Given a list of sets:
S_1 : [ 1, 2, 3, 4 ]
S_2 : [ 3, 4, 5, 6, 7 ]
S_3 : [ 8, 9, 10, 11 ]
S_4 : [ 1, 8, 12, 13 ]
S_5 : [ 6, 7, 14, 15, 16, 17 ]
What the most efficient way to merge all sets that share at least 2 elements? I suppose this is similar to a connected components problem. So the result would be:
[ 1, 2, 3, 4, 5, 6, 7, 14, 15, 16, 17] (S_1 UNION S_2 UNION S_5)
[ 8, 9, 10, 11 ]
[ 1, 8, 12, 13 ] (S_4 shares 1 with S_1, and 8 with S_3, but not merged because they only share one element in each)
The naive implementation is O(N^2), where N is the number of sets, which is unworkable for us. This would need to be efficient for millions of sets.
Let there be a list of many Sets named (S)
Perform a pass through all elements of S, to determine the range (LOW .. HIGH).
Create an array of pointer to Set, of dimensions (LOW, HIGH), named (M).
do
Init all elements of M to NULL.
Iterate though S, processing them one Set at a time, named (Si).
Permutate all ordered pairs in Si. (P1, P2) where P1 <= P2.
For each pair examine M(P1, P2)
if M(P1, P2) is NULL
Continue with the next pair.
otherwise
Merge Si, into the Set pointed to by, M(P1, P2).
Remove Si from S, as it has been merged.
Move on to processing Set S(i + 1)
If Si was not merged,
Permutate again through Si
For each pair, make M(P1, P2) point to Si.
while At least one set was merged during the pass.
My head is saying this is about Order (2N ln N).
Take that with a grain of salt.
If you can order the elements in the set, you can look into using Mergesort on the sets. The only modification needed is to check for duplicates during the merge phase. If one is found, just discard the duplicate. Since mergesort is O(n*log(n)), this will offer imrpoved speed when compared to the naive O(n^2) algorithm.
However, to really be effective, you should maintain a sorted set and keep it sorted, so that you can skip the sort phase and go straight to the merge phase.
I don't see how this can be done in less than O(n^2).
Every set needs to be compared to every other one to see if they contain 2 or more shared elements. That's n*(n-1)/2 comparisons, therefore O(n^2), even if the check for shared elements takes constant time.
In sorting, the naive implementation is O(n^2) but you can take advantage of the transitive nature of ordered comparison (so, for example, you know nothing in the lower partition of quicksort needs to be compared to anything in the upper partition, as it's already been compared to the pivot). This is what result in sorting being O(n * log n).
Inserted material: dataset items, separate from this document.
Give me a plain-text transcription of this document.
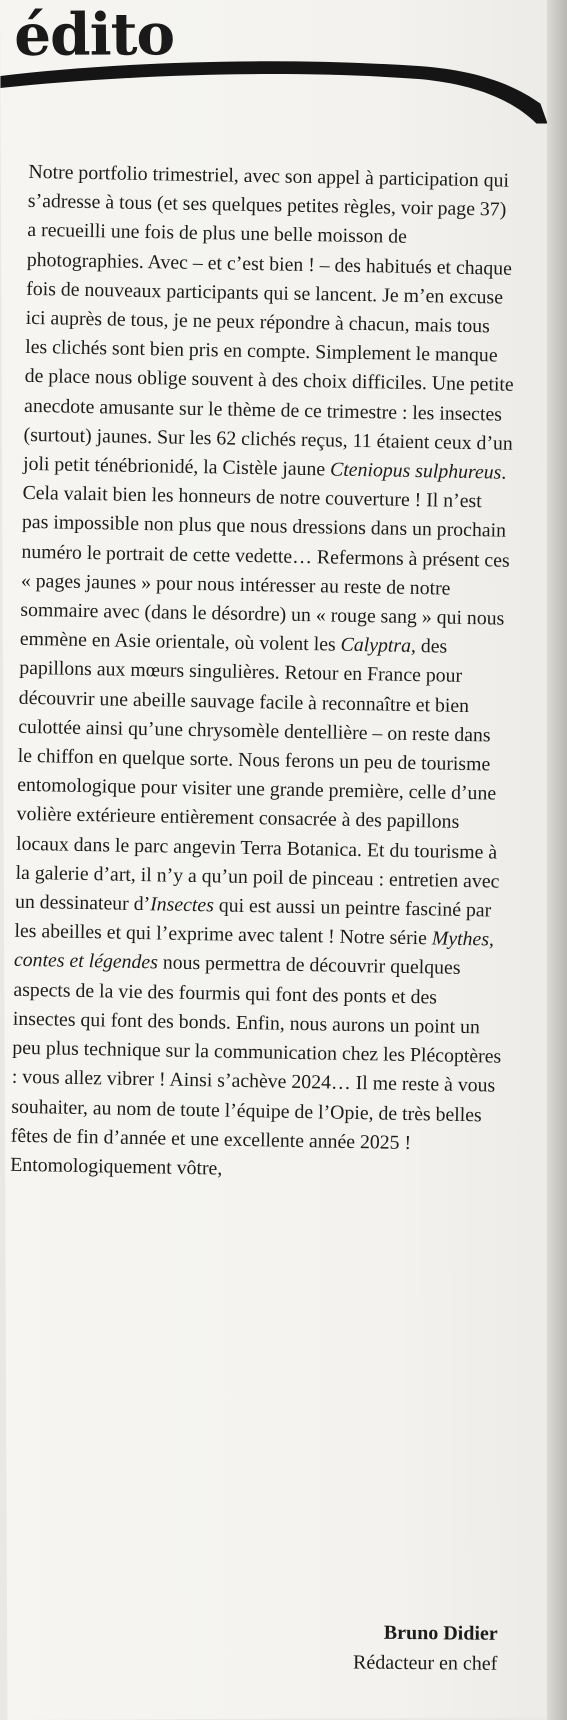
édito

Notre portfolio trimestriel, avec son appel à participation qui s’adresse à tous (et ses quelques petites règles, voir page 37) a recueilli une fois de plus une belle moisson de photographies. Avec – et c’est bien ! – des habitués et chaque fois de nouveaux participants qui se lancent. Je m’en excuse ici auprès de tous, je ne peux répondre à chacun, mais tous les clichés sont bien pris en compte. Simplement le manque de place nous oblige souvent à des choix difficiles. Une petite anecdote amusante sur le thème de ce trimestre : les insectes (surtout) jaunes. Sur les 62 clichés reçus, 11 étaient ceux d’un joli petit ténébrionidé, la Cistèle jaune Cteniopus sulphureus. Cela valait bien les honneurs de notre couverture ! Il n’est pas impossible non plus que nous dressions dans un prochain numéro le portrait de cette vedette… Refermons à présent ces « pages jaunes » pour nous intéresser au reste de notre sommaire avec (dans le désordre) un « rouge sang » qui nous emmène en Asie orientale, où volent les Calyptra, des papillons aux mœurs singulières. Retour en France pour découvrir une abeille sauvage facile à reconnaître et bien culottée ainsi qu’une chrysomèle dentellière – on reste dans le chiffon en quelque sorte. Nous ferons un peu de tourisme entomologique pour visiter une grande première, celle d’une volière extérieure entièrement consacrée à des papillons locaux dans le parc angevin Terra Botanica. Et du tourisme à la galerie d’art, il n’y a qu’un poil de pinceau : entretien avec un dessinateur d’Insectes qui est aussi un peintre fasciné par les abeilles et qui l’exprime avec talent ! Notre série Mythes, contes et légendes nous permettra de découvrir quelques aspects de la vie des fourmis qui font des ponts et des insectes qui font des bonds. Enfin, nous aurons un point un peu plus technique sur la communication chez les Plécoptères : vous allez vibrer ! Ainsi s’achève 2024… Il me reste à vous souhaiter, au nom de toute l’équipe de l’Opie, de très belles fêtes de fin d’année et une excellente année 2025 !

Entomologiquement vôtre,

Bruno Didier
Rédacteur en chef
This doesn't apply here. So unless there's something special about the sets that allows us to skip comparisons based on the results of previous comparisons, it's going to be O(n^2) in general.
Paul.
One side note: It depends on how often this occurs. If most pairs of sets do share at least two elements, it might be most efficient to build the new set at the same time as you are stepping through the comparison, and throw it away if they don't match the condition. If most pairs do not share at least two elements, then deferring the building of the new set until confirmation of the condition might be more efficient.
If your elements are numerical in nature, or can be naturally ordered (ie. you can assign a value such as 1, 2, 42 etc...), I would suggest using a radix sort on the merged sets, and make a second pass to pick up on the unique elements.
This algorithm should be of O(n), and you can optimize the radix sort quite a bit using bitwise shift operators and bit masks. I have done something similar for a project I was working on, and it works like a charm.